Brücken in die Festung – Legale Zugänge in die EU

UE et Barbelés
  1. Geschlossene Grenzen, offene Gräben

In den frühen 90iger Jahren des letzten Jahrhunderts kam der Begriff „Festung Europa“bin Umlauf, um die restriktive Asyl- und Einwanderungspolitik der EU-Mitgliedsstaaten zu bezeichnen. In einem engeren Sinne sollte das Bild der Festung das Zusammenwirken von gemeinsamer restriktiver EU-Visapolitik, verschärften Grenzkontrollen und Sanktionen gegen Beförderungsunternehmen, die die Einreisepapiere nicht ausreichend kontrollieren, widerspiegeln. Heute benötigen die Bewohner*innen aus 102 Ländern ein Einreisevisum für die EU, darunter ganz Afrika, die Länder des Nahen Ostens mit der einzigen Ausnahme Israels, zudem Zentralasien sowie viele ostasiatische und lateinamerikanische Länder. In der Liste der verschiedenen Gründe für die Ausstellung eines Visums sind „Asyl“ oder „internationaler Rechtsschutz“ nicht enthalten. Im Gegenteil, die Konsulate der EU-Staaten sind angewiesen, jeden Visumsantrag daraufhin zu überprüfen, ob die „Gefahr“ eines Asylantrags an der Grenze oder nach der Einreise besteht, und ob sich hinter dem Motiv „Familienbesuch“ nicht die Absicht einer Arbeitsaufnahme in einem EU-Land verbirgt.

„Festung Europa“ war vor 30 Jahren noch ein allegorischer Begriff und es erschien undenkbar, dass er sich in wirklichen Mauern, Zäunen und Gräben manifestieren würde. Heute sind über 2000 Kilometer der Außengrenzen durch solche Einrichtungen „geschützt“, etwa 15 % der gesamten Länge der Landgrenzen. 2014 waren es nur 315 Kilometer[1]

Und heute haben die EU und einige Mitgliedsstaaten mit praktisch allen Mittelmeer-Anrainerländern in Nordafrika und dem Nahen Osten Abkommen geschlossen und viele Milliarden Euros investiert, um irreguläre Abfahrten aus diesen Ländern zu bekämpfen[2]

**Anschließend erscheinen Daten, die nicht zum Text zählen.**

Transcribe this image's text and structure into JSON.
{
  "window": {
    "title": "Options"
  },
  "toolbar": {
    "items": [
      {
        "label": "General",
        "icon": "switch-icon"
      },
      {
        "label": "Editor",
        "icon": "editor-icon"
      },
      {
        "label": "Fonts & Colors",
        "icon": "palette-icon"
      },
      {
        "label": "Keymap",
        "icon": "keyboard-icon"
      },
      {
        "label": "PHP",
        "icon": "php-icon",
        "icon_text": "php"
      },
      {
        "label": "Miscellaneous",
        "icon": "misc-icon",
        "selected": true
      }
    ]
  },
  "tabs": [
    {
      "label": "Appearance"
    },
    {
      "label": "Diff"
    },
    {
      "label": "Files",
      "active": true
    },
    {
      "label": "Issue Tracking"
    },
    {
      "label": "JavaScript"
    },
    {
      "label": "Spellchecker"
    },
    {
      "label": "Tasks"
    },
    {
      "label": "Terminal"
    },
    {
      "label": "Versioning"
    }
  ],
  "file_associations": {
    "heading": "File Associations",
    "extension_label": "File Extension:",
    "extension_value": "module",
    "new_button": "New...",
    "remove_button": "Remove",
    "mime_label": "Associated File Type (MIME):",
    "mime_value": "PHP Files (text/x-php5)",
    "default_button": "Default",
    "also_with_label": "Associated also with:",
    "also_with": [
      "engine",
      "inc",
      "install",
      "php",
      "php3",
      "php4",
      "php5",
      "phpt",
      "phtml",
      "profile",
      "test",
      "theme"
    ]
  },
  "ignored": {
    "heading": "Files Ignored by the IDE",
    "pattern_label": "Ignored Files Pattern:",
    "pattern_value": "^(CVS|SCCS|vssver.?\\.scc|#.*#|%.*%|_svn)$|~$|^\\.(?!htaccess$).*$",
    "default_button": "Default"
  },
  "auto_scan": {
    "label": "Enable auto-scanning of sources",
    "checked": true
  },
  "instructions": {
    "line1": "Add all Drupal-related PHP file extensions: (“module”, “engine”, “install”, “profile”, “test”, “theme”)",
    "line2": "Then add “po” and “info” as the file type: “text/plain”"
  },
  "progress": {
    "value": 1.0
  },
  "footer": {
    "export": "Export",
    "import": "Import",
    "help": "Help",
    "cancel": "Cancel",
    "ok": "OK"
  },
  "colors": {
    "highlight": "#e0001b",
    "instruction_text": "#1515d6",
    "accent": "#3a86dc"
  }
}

Die Festung ist errichtet und wird weiter ausgebaut werden. Es erscheint nicht realistisch, diese Entwicklung zurückschrauben oder eindämmen zu können. Aber zu jeder Festung gibt es Brücken, um hineinzugelangen. Es stellt sich die Frage, wohl eine der dringendsten Fragen der EU-Migrationspolitik, wie diese Brücken aussehen, wie sie funktionieren und wer über sie legal und geschützt in europäische Länder einreisen kann. 

  1. Visafreie Einreise in die EU – die Modelle Ukraine und Venezuela

Staaten sind mit dem Dilemma konfrontiert, auf der einen Seite die Einreise in ihr Gebiet wegen ökonomischer und politischer Vorteile zu erleichtern, auf der anderen Seite die Mobilität aus Gründen von Sicherheit und Bevölkerungspolitik einzuschränken und die Kontrollen zu verschärfen. Infolgedessen werden die Bewohner bestimmter Länder bevorteilt und deren Einreise zur Arbeitsaufnahme sogar aktiv befördert, wie in der „Gastarbeiter“-Politik der 50er und 60er Jahren des letzten Jahrhunderts, oder gegenwärtig im Hinblick auf hochqualifizierte Arbeitnehmer*innen. Gleichzeitig wird die Einreise aus anderen, vor allem ärmeren Ländern, oder von „unerwünschten“ Migranten- und Flüchtlingsgruppen unterbunden oder erschwert. Eric Neumayer hat in einer, nicht auf die EU beschränkten Studie nachgewiesen, dass je ärmer, undemokratischer und je mehr von aktuellen oder potenziellen militärischen Konflikten ausgesetzt die Länder sind, desto eher sind sie von restriktiven Visaregelungen betroffen. Andererseits, je mehr Handels- und Finanzbeziehungen zu einem Land bestehen, je mehr kulturelle Gemeinsamkeiten existieren oder Touristenströme zu erwarten sind, desto offener ist ihnen gegenüber die Einreisepolitik[3].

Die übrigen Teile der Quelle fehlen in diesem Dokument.